Osimertinib plus chemo extends survival in Asians with EGFR-mutated advanced NSCLC

08 Jan 2025 bởiStephen Padilla
Osimertinib plus chemo extends survival in Asians with EGFR-mutated advanced NSCLC

First-line treatment with osimertinib plus platinum-pemetrexed chemotherapy (CTx) induces significant improvements in progression-free survival (PFS) among Asian patients with EGFR-mutated advanced nonsmall cell lung cancer (NSCLC), which is similar with the results seen in the global population of the FLAURA2 study. 

The combination treatment also has a manageable safety and tolerability profile, which is consistent with the established individual safety profiles of osimertinib, platinum-based chemotherapy, and pemetrexed,” said Dr James Yang from the Department of Medical Oncology, National Taiwan University Hospital and Graduate Institute of Oncology, National Taiwan University in Taipei, Taiwan. 

“[P]atients treated with first-line osimertinib with the addition of platinum-pemetrexed in the Asian cohort of FLAURA2 demonstrated a clinically meaningful PFS benefit [and] an encouraging trend towards overall survival (OS) benefit at the second interim OS analysis,” he added. 

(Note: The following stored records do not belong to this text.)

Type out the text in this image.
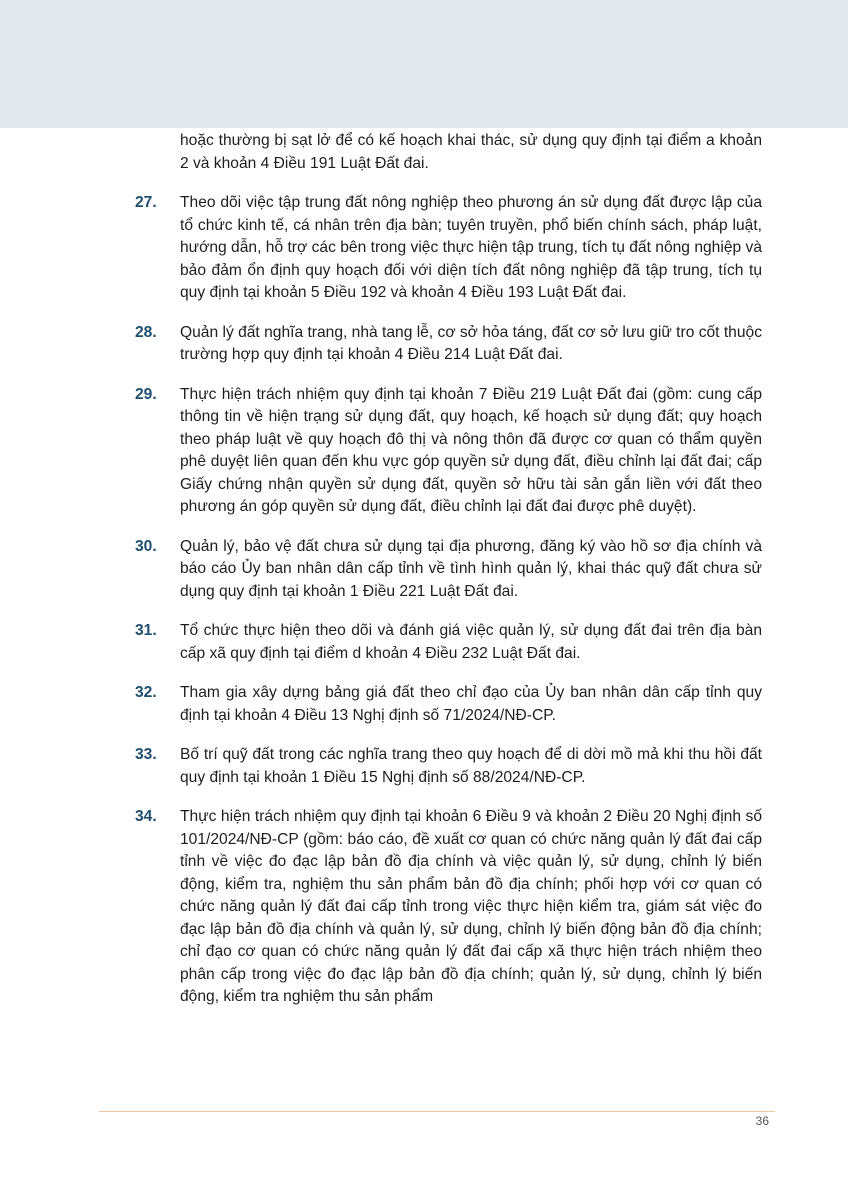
hoặc thường bị sạt lở để có kế hoạch khai thác, sử dụng quy định tại điểm a khoản 2 và khoản 4 Điều 191 Luật Đất đai.
27. Theo dõi việc tập trung đất nông nghiệp theo phương án sử dụng đất được lập của tổ chức kinh tế, cá nhân trên địa bàn; tuyên truyền, phổ biến chính sách, pháp luật, hướng dẫn, hỗ trợ các bên trong việc thực hiện tập trung, tích tụ đất nông nghiệp và bảo đảm ổn định quy hoạch đối với diện tích đất nông nghiệp đã tập trung, tích tụ quy định tại khoản 5 Điều 192 và khoản 4 Điều 193 Luật Đất đai.
28. Quản lý đất nghĩa trang, nhà tang lễ, cơ sở hỏa táng, đất cơ sở lưu giữ tro cốt thuộc trường hợp quy định tại khoản 4 Điều 214 Luật Đất đai.
29. Thực hiện trách nhiệm quy định tại khoản 7 Điều 219 Luật Đất đai (gồm: cung cấp thông tin về hiện trạng sử dụng đất, quy hoạch, kế hoạch sử dụng đất; quy hoạch theo pháp luật về quy hoạch đô thị và nông thôn đã được cơ quan có thẩm quyền phê duyệt liên quan đến khu vực góp quyền sử dụng đất, điều chỉnh lại đất đai; cấp Giấy chứng nhận quyền sử dụng đất, quyền sở hữu tài sản gắn liền với đất theo phương án góp quyền sử dụng đất, điều chỉnh lại đất đai được phê duyệt).
30. Quản lý, bảo vệ đất chưa sử dụng tại địa phương, đăng ký vào hồ sơ địa chính và báo cáo Ủy ban nhân dân cấp tỉnh về tình hình quản lý, khai thác quỹ đất chưa sử dụng quy định tại khoản 1 Điều 221 Luật Đất đai.
31. Tổ chức thực hiện theo dõi và đánh giá việc quản lý, sử dụng đất đai trên địa bàn cấp xã quy định tại điểm d khoản 4 Điều 232 Luật Đất đai.
32. Tham gia xây dựng bảng giá đất theo chỉ đạo của Ủy ban nhân dân cấp tỉnh quy định tại khoản 4 Điều 13 Nghị định số 71/2024/NĐ-CP.
33. Bố trí quỹ đất trong các nghĩa trang theo quy hoạch để di dời mồ mả khi thu hồi đất quy định tại khoản 1 Điều 15 Nghị định số 88/2024/NĐ-CP.
34. Thực hiện trách nhiệm quy định tại khoản 6 Điều 9 và khoản 2 Điều 20 Nghị định số 101/2024/NĐ-CP (gồm: báo cáo, đề xuất cơ quan có chức năng quản lý đất đai cấp tỉnh về việc đo đạc lập bản đồ địa chính và việc quản lý, sử dụng, chỉnh lý biến động, kiểm tra, nghiệm thu sản phẩm bản đồ địa chính; phối hợp với cơ quan có chức năng quản lý đất đai cấp tỉnh trong việc thực hiện kiểm tra, giám sát việc đo đạc lập bản đồ địa chính và quản lý, sử dụng, chỉnh lý biến động bản đồ địa chính; chỉ đạo cơ quan có chức năng quản lý đất đai cấp xã thực hiện trách nhiệm theo phân cấp trong việc đo đạc lập bản đồ địa chính; quản lý, sử dụng, chỉnh lý biến động, kiểm tra nghiệm thu sản phẩm
36
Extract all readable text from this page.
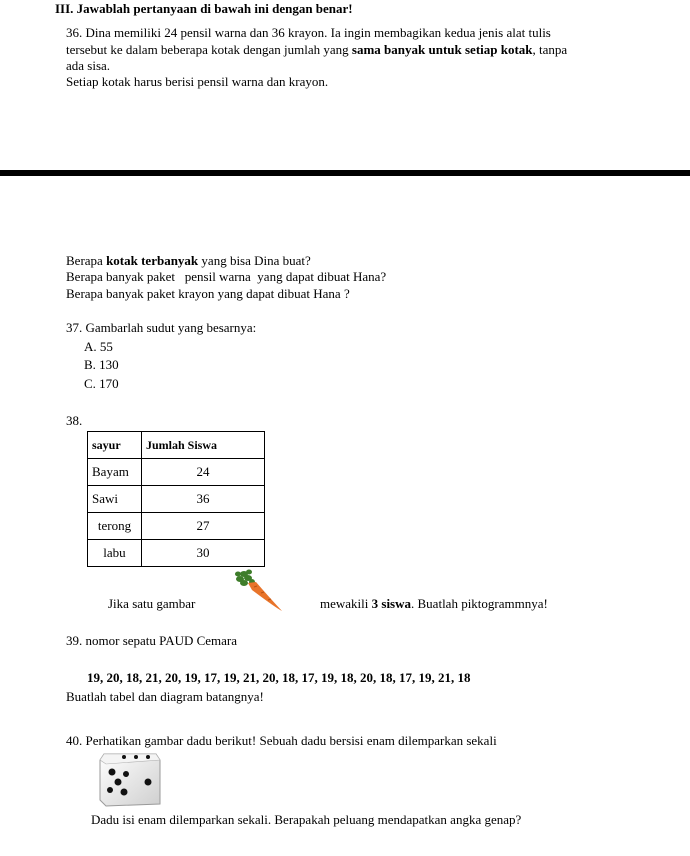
III. Jawablah pertanyaan di bawah ini dengan benar!
36. Dina memiliki 24 pensil warna dan 36 krayon. Ia ingin membagikan kedua jenis alat tulis
tersebut ke dalam beberapa kotak dengan jumlah yang sama banyak untuk setiap kotak, tanpa
ada sisa.
Setiap kotak harus berisi pensil warna dan krayon.
Berapa kotak terbanyak yang bisa Dina buat?
Berapa banyak paket   pensil warna  yang dapat dibuat Hana?
Berapa banyak paket krayon yang dapat dibuat Hana ?
37. Gambarlah sudut yang besarnya:
A. 55
B. 130
C. 170
38.
sayur	Jumlah Siswa
Bayam	24
Sawi	36
terong	27
labu	30
Jika satu gambar	mewakili 3 siswa. Buatlah piktogrammnya!
39. nomor sepatu PAUD Cemara
19, 20, 18, 21, 20, 19, 17, 19, 21, 20, 18, 17, 19, 18, 20, 18, 17, 19, 21, 18
Buatlah tabel dan diagram batangnya!
40. Perhatikan gambar dadu berikut! Sebuah dadu bersisi enam dilemparkan sekali
Dadu isi enam dilemparkan sekali. Berapakah peluang mendapatkan angka genap?
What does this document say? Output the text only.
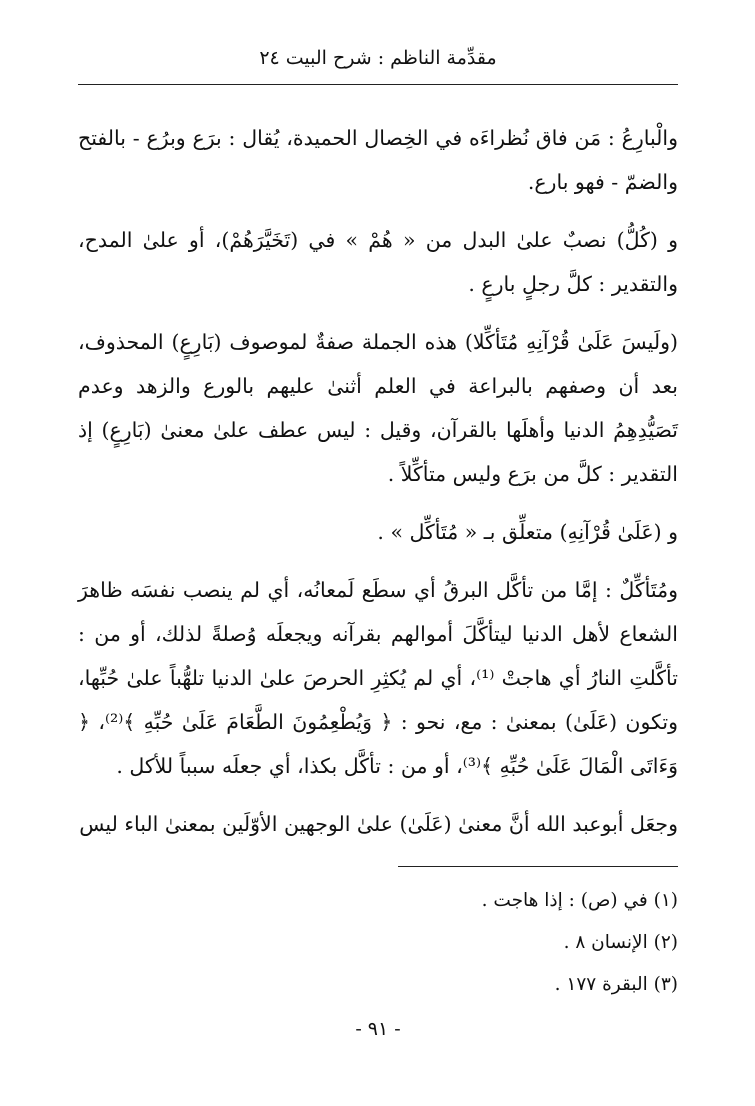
مقدِّمة الناظم : شرح البيت ٢٤

والْبارِعُ : مَن فاق نُظراءَه في الخِصال الحميدة، يُقال : برَع وبرُع - بالفتح والضمّ - فهو بارع.

و (كُلُّ) نصبٌ علىٰ البدل من « هُمْ » في (تَخَيَّرَهُمْ)، أو علىٰ المدح، والتقدير : كلَّ رجلٍ بارعٍ .

(ولَيسَ عَلَىٰ قُرْآنِهِ مُتَأكِّلا) هذه الجملة صفةٌ لموصوف (بَارِعٍ) المحذوف، بعد أن وصفهم بالبراعة في العلم أثنىٰ عليهم بالورع والزهد وعدم تَصَيُّدِهِمُ الدنيا وأهلَها بالقرآن، وقيل : ليس عطف علىٰ معنىٰ (بَارِعٍ) إذ التقدير : كلَّ من برَع وليس متأكِّلاً .

و (عَلَىٰ قُرْآنِهِ) متعلِّق بـ « مُتَأكِّل » .

ومُتَأكِّلٌ : إمَّا من تأكَّل البرقُ أي سطَع لَمعانُه، أي لم ينصب نفسَه ظاهرَ الشعاع لأهل الدنيا ليتأكَّلَ أموالهم بقرآنه ويجعلَه وُصلةً لذلك، أو من : تأكَّلتِ النارُ أي هاجتْ ⁽¹⁾، أي لم يُكثِرِ الحرصَ علىٰ الدنيا تلهُّباً علىٰ حُبِّها، وتكون (عَلَىٰ) بمعنىٰ : مع، نحو : ﴿ وَيُطْعِمُونَ الطَّعَامَ عَلَىٰ حُبِّهِ ﴾⁽²⁾، ﴿ وَءَاتَى الْمَالَ عَلَىٰ حُبِّهِ ﴾⁽³⁾، أو من : تأكَّل بكذا، أي جعلَه سبباً للأكل .

وجعَل أبوعبد الله أنَّ معنىٰ (عَلَىٰ) علىٰ الوجهين الأوّلَين بمعنىٰ الباء ليس

(١) في (ص) : إذا هاجت .
(٢) الإنسان ٨ .
(٣) البقرة ١٧٧ .
- ٩١ -
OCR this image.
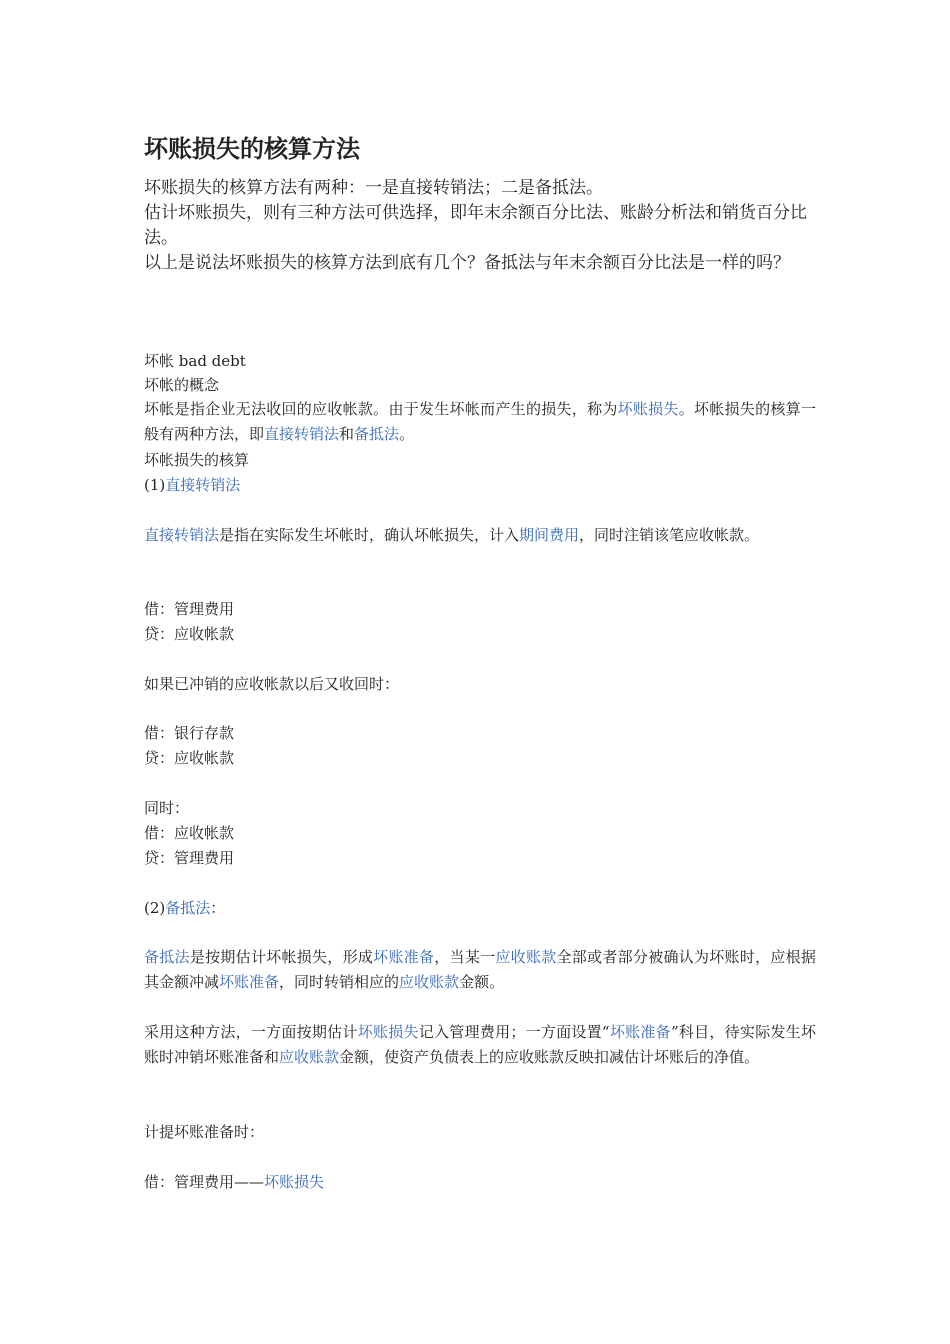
坏账损失的核算方法
坏账损失的核算方法有两种：一是直接转销法；二是备抵法。
估计坏账损失，则有三种方法可供选择，即年末余额百分比法、账龄分析法和销货百分比法。
以上是说法坏账损失的核算方法到底有几个？备抵法与年末余额百分比法是一样的吗？

坏帐 bad debt

坏帐的概念

坏帐是指企业无法收回的应收帐款。由于发生坏帐而产生的损失，称为坏账损失。坏帐损失的核算一般有两种方法，即直接转销法和备抵法。

坏帐损失的核算

(1)直接转销法

直接转销法是指在实际发生坏帐时，确认坏帐损失，计入期间费用，同时注销该笔应收帐款。

借：管理费用

贷：应收帐款

如果已冲销的应收帐款以后又收回时：

借：银行存款

贷：应收帐款

同时：

借：应收帐款

贷：管理费用

(2)备抵法：

备抵法是按期估计坏帐损失，形成坏账准备，当某一应收账款全部或者部分被确认为坏账时，应根据其金额冲减坏账准备，同时转销相应的应收账款金额。

采用这种方法，一方面按期估计坏账损失记入管理费用；一方面设置“坏账准备”科目，待实际发生坏账时冲销坏账准备和应收账款金额，使资产负债表上的应收账款反映扣减估计坏账后的净值。

计提坏账准备时：

借：管理费用——坏账损失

The Asian cohort of FLAURA2 included adult patients with locally advanced/metastatic EGFR-mutated (Ex19del/L858R) NSCLC, WHO PS 0/1, and no prior systemic treatment for advanced NSCLC. They were stratified by race (Chinese Asian, non-Chinese Asian, or non-Asian). 

Eligible patients were randomly assigned 1:1 to receive either osimertinib plus CTx (osimertinib QD plus pemetrexed and cisplatin/carboplatin Q3W 4 cycles, then maintenance osimertinib QD plus pemetrexed Q3W) or osimertinib monotherapy until progression/discontinuation. The randomization sites were in China, India, Japan, Philippines, Korea, Thailand, Taiwan, and Vietnam. 

PFS was the primary endpoint, while OS, objective response rate (ORR), duration of response (DOR), and safety were secondary. Data cutoff was on 3 April 2023, with a second interim OS analysis set on 8 January 2024. 

Survival in Asians 

In the Asian cohort, 169 patients received osimertinib plus CTx and 164 osimertinib monotherapy. The median age was 61 years, and majority were female (62 percent in the combination arm and 57 percent in the monotherapy arm). The median tumour sizes at baseline were 52 and 50 mm in the combination and monotherapy arms, respectively. [ESMO Asia 2024, abstract 630MO] 

The median duration of exposure was 24 months with the combination arm and 21 months with the monotherapy arm. Osimertinib plus CTx improved PFS in Asian patients with EGFR-mutated advanced NSCLC (per investigator assessment: median, 25.5 months; hazard ratio [HR], 0.69, 95 percent confidence interval [CI], 0.51–0.94; per BICR: median, 33.2 months; HR, 0.72, 95 percent CI, 0.52–1.01). 

At the second interim OS analysis, the combination treatment showed a trend towards OS benefit compared with monotherapy (median, 40.5 vs 38.3 months). Osimertinib plus CTx also improved ORR (84 percent vs 76 percent) and DOR (24.0 vs 18.0 months). 

Grade ≥3 adverse events (AEs) were documented in 67 percent of patients in the combination arm relative to just 24 percent in the monotherapy arm. AEs leading to discontinuation occurred in 10 percent and 7 percent of patients, respectively. There was no incidence of G4/5 interstitial lung disease recorded. 

“These data support osimertinib with the addition of platinum-pemetrexed as a first-line treatment option for Asian patients with EGFR-mutated advanced NSCLC,” Yang said.